On pourrait ainsi mettre ces paroles dans la bouche de Dieu : « Je t’ai libéré, sois libre » ou encore « Je t’ai libéré, sois libre et reste libre ».
Le deuxième verset peut passer inaperçu à la première lecture, mais c'est bien lui qui est capital et qui donne l'inflexion générale de ce passage.
De fait, la première de ces dix paroles est une présentation : Dieu se présente en disant qui il est et ce qu'il a fait pour son peuple :
— Je suis YHWH ton Dieu, qui t’ai fait sortir du pays d’Égypte, de la maison d’esclavage (Ex 20,2)
La série d’interdits énoncés dans ce passage intervient non seulement dans le cadre d’une discussion, mais plus encore à la suite d'une présentation. Dieu commence par dire qui il est, ce qu'il a fait et ce qu'il fait. L’énoncé de son identité se décline selon 3 axes :
et non pas comme un dieu à la manière des philosophes des Lumières, hors du monde et indifférent à l'individu.

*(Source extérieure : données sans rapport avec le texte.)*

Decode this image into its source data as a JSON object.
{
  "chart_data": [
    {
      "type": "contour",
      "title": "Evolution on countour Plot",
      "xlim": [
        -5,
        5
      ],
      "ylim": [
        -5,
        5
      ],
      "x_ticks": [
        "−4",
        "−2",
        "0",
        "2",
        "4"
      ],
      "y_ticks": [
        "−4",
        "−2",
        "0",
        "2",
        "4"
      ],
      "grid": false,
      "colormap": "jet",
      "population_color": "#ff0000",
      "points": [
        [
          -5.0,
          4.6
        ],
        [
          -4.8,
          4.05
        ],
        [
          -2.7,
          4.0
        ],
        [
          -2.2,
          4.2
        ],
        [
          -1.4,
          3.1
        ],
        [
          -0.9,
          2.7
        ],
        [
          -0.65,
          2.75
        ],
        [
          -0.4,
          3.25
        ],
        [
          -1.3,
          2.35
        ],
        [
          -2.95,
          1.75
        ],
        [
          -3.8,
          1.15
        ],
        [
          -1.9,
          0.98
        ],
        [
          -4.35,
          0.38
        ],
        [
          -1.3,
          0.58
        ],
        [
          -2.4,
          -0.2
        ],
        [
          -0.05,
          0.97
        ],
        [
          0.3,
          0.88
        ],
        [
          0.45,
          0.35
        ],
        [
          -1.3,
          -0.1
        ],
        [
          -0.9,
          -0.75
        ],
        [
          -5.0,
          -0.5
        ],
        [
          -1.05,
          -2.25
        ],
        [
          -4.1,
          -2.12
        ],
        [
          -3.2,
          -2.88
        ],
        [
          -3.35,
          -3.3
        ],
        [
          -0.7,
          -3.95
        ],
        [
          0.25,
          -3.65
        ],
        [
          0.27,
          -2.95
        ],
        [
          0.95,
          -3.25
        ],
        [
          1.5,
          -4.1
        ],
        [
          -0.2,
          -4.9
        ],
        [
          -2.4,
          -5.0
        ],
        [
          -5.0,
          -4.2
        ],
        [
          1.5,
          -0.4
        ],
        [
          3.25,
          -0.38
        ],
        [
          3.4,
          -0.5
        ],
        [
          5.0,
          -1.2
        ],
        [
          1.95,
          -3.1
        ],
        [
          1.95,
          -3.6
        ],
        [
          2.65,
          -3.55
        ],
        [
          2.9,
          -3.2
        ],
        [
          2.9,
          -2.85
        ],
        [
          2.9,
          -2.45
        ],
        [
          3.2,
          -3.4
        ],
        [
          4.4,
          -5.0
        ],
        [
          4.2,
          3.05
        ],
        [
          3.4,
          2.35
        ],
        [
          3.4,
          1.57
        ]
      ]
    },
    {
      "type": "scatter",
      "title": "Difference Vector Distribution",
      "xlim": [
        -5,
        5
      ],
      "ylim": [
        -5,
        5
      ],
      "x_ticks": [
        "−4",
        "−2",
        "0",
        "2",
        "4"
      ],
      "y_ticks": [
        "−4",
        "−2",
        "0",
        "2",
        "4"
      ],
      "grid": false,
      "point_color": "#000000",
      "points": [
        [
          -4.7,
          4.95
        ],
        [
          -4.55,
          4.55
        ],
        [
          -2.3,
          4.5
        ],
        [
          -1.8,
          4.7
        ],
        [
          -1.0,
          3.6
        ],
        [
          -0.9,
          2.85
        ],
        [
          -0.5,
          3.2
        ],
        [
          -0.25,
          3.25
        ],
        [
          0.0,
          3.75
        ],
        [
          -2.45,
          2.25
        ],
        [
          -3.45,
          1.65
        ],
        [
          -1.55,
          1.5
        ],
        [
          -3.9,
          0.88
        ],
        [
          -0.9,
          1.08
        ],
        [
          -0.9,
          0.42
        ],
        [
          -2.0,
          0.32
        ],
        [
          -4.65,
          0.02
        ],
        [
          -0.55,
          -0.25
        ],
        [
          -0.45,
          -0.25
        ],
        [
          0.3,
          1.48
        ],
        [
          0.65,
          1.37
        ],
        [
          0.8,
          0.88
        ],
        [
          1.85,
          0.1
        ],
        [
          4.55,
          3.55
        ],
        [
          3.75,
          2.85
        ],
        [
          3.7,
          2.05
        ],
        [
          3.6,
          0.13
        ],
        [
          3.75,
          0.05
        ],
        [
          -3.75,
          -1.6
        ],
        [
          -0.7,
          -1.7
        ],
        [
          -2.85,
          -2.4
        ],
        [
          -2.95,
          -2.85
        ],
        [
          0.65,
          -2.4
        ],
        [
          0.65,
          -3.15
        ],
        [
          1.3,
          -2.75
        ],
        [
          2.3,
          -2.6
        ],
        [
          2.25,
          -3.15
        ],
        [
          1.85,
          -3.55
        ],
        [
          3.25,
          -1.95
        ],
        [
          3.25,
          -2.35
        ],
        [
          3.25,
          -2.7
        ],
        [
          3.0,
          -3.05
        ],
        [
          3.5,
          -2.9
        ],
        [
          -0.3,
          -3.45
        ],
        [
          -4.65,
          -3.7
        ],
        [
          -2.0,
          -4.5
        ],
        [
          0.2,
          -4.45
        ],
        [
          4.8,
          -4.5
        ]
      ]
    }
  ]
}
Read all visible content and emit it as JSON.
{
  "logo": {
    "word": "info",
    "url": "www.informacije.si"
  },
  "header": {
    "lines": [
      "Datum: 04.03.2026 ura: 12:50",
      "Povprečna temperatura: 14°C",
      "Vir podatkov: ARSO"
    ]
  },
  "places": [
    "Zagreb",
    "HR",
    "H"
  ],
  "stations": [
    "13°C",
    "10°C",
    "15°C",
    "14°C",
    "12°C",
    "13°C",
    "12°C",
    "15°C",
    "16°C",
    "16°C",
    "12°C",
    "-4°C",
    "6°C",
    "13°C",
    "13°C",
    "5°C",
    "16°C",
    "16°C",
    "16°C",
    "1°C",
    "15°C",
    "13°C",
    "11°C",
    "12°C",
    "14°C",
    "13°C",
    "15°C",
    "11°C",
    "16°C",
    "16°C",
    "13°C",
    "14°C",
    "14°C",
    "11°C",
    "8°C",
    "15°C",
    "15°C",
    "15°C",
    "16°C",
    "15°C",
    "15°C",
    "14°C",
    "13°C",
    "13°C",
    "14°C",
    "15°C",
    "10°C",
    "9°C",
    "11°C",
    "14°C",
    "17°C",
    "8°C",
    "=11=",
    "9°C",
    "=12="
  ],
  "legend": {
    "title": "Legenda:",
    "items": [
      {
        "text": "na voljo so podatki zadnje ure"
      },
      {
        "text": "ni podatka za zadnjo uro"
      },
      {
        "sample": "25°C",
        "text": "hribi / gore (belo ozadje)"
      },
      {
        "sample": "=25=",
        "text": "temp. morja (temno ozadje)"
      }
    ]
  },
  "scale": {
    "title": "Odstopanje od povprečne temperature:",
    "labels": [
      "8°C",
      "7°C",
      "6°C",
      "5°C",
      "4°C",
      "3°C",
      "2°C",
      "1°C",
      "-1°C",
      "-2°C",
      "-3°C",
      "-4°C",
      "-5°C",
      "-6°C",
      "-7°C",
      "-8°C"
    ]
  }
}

Dieu s'adresse ainsi personnellement à Moïse :
qui agit dans les événements de la vie des hommes. Dieu dit ce qu’il fait et se révèle comme un sauveur fidèle à sa promesse :
Ce texte du Décalogue devient une étape dans un dialogue entre Dieu et son peuple.

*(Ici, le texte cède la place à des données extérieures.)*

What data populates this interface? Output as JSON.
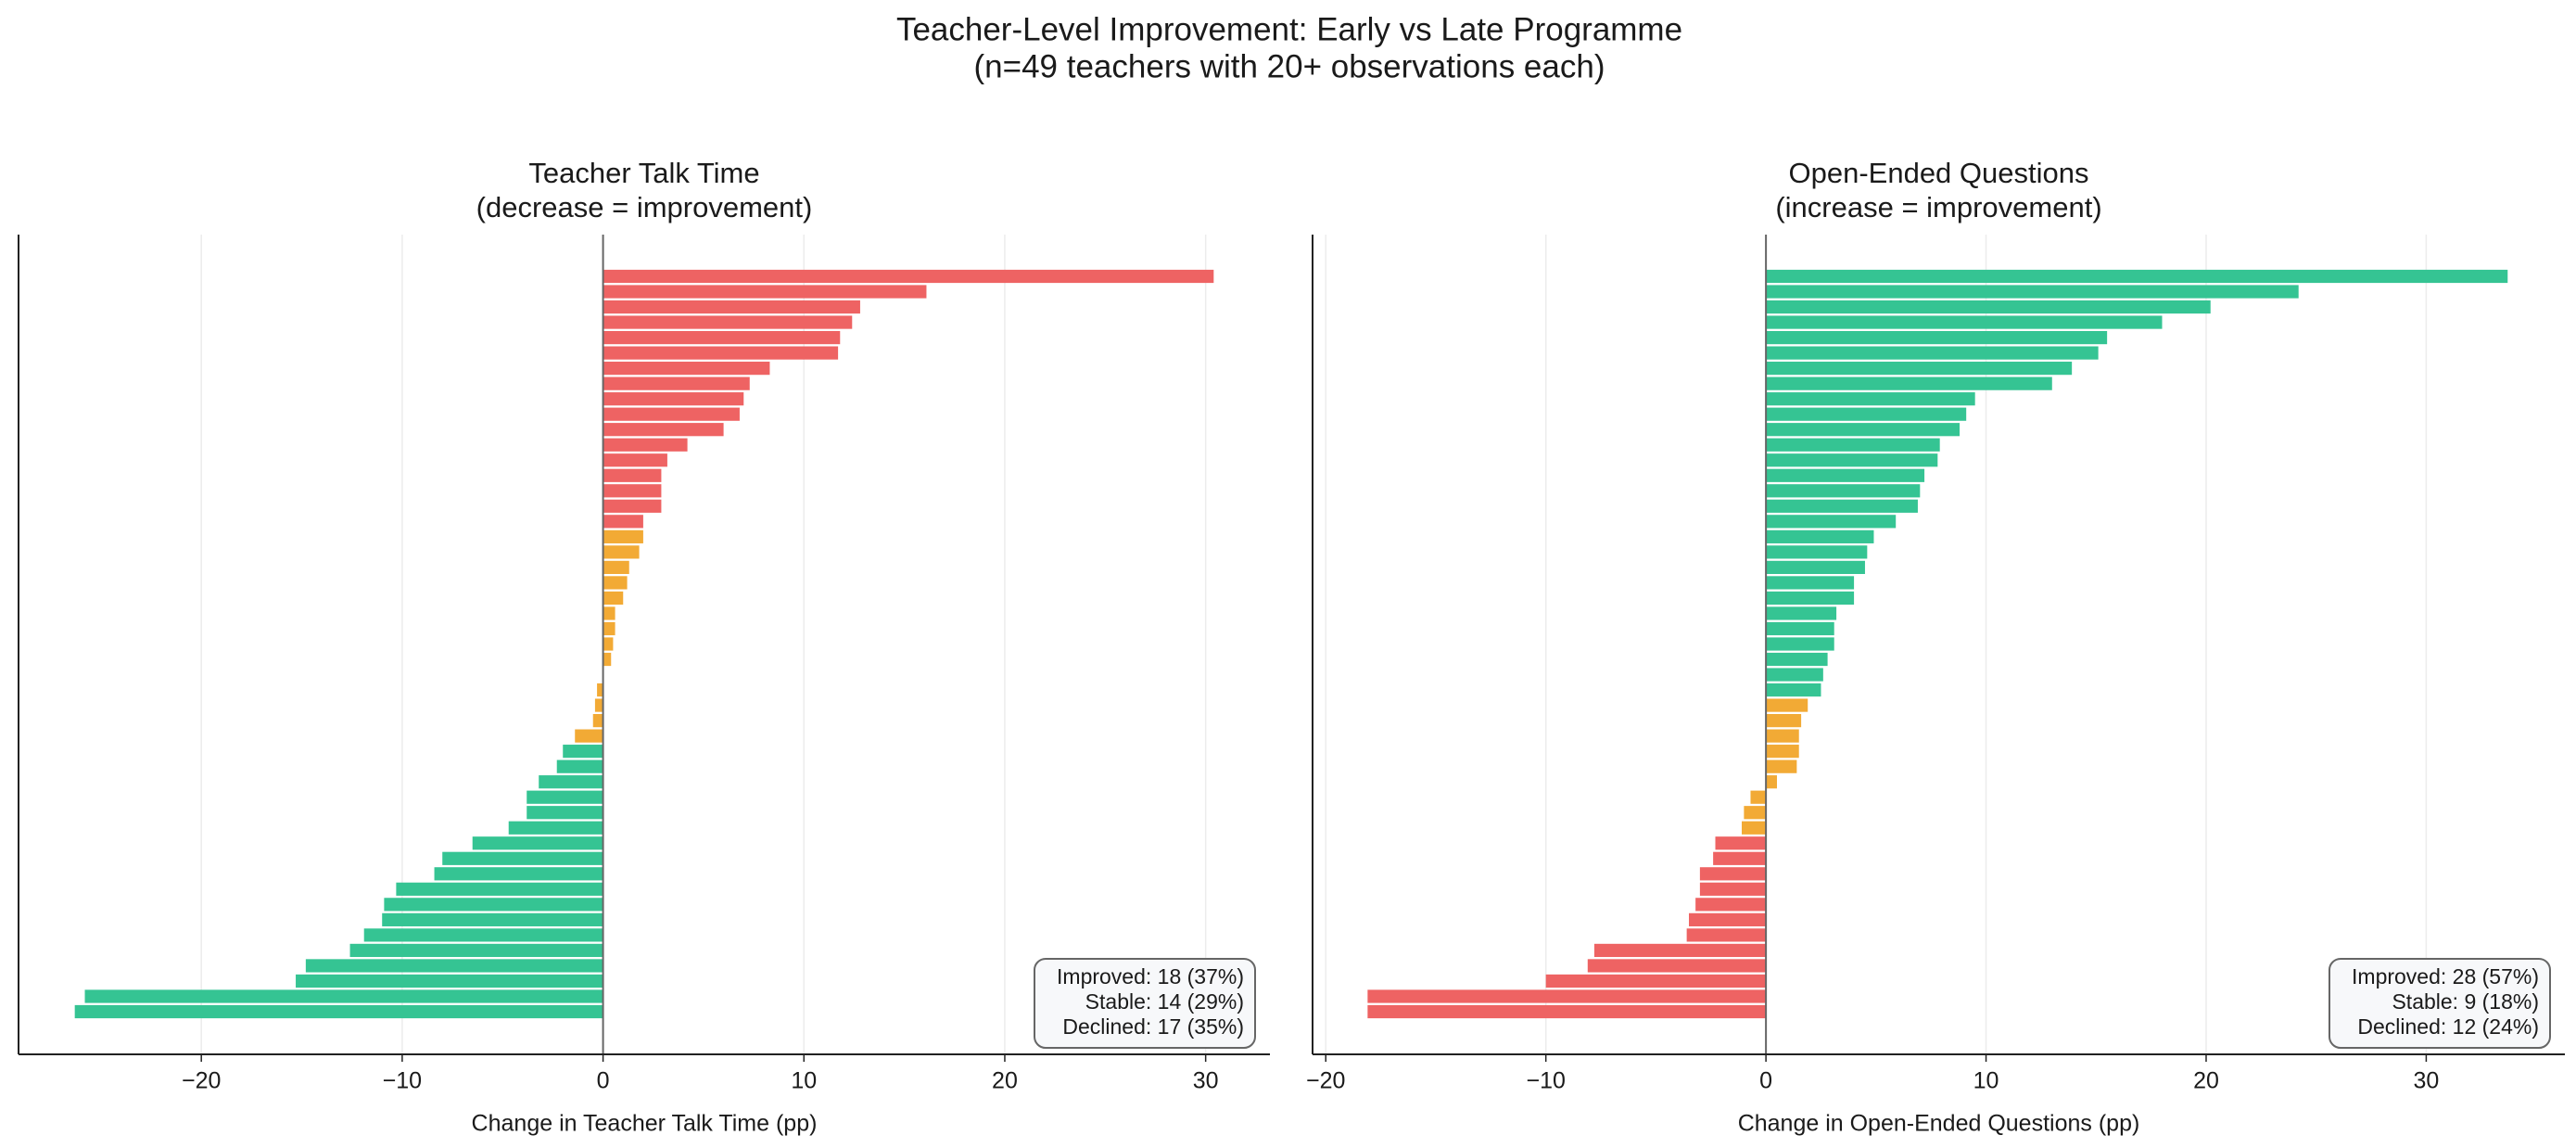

Après la mort de la génération de l'Exode, dans le Livre du Deutéronome, Dieu répète les Dix Paroles en invitant la nouvelle génération à entrer à nouveau, aujourd'hui, dans cette alliance et ce dialogue :
Moïse convoqua tout Israël et leur dit :
— Écoute, Israël, les lois et les ordonnances que je vous fais entendre aujourd’hui apprenez-les et mettez-les soigneusement en pratique. Le Seigneur notre Dieu a conclu avec nous une alliance à l’Horeb. Ce n’est pas avec nos pères que le Seigneur a conclu cette alliance, mais c’est avec nous qui sommes ici, aujourd’hui, tous vivants. (Dt 5, 1-3)
Malgré le commandement divin, le meurtre reste possible. Pourtant, pour le philosophe Emmanuel Levinas, le commandement demeure et transparaît dans l’existence même de l’être humain qui me fait face et dans la manifestation de son visage :
« Le meurtre, il est vrai, est un fait banal : on peut tuer autrui ; l’exigence éthique n’est pas une nécessité ontologique. L’interdiction de tuer ne rend pas le meurtre impossible, même si l’autorité de l’interdit se maintient dans la mauvaise conscience du mal accompli. […] Le visage est pour moi à la fois, la tentation de tuer et le “tu ne tueras pas” »
Emmanuel Levinas (1905-1995), Éthique et infini, Paris, Calmann-Lévy, 1986.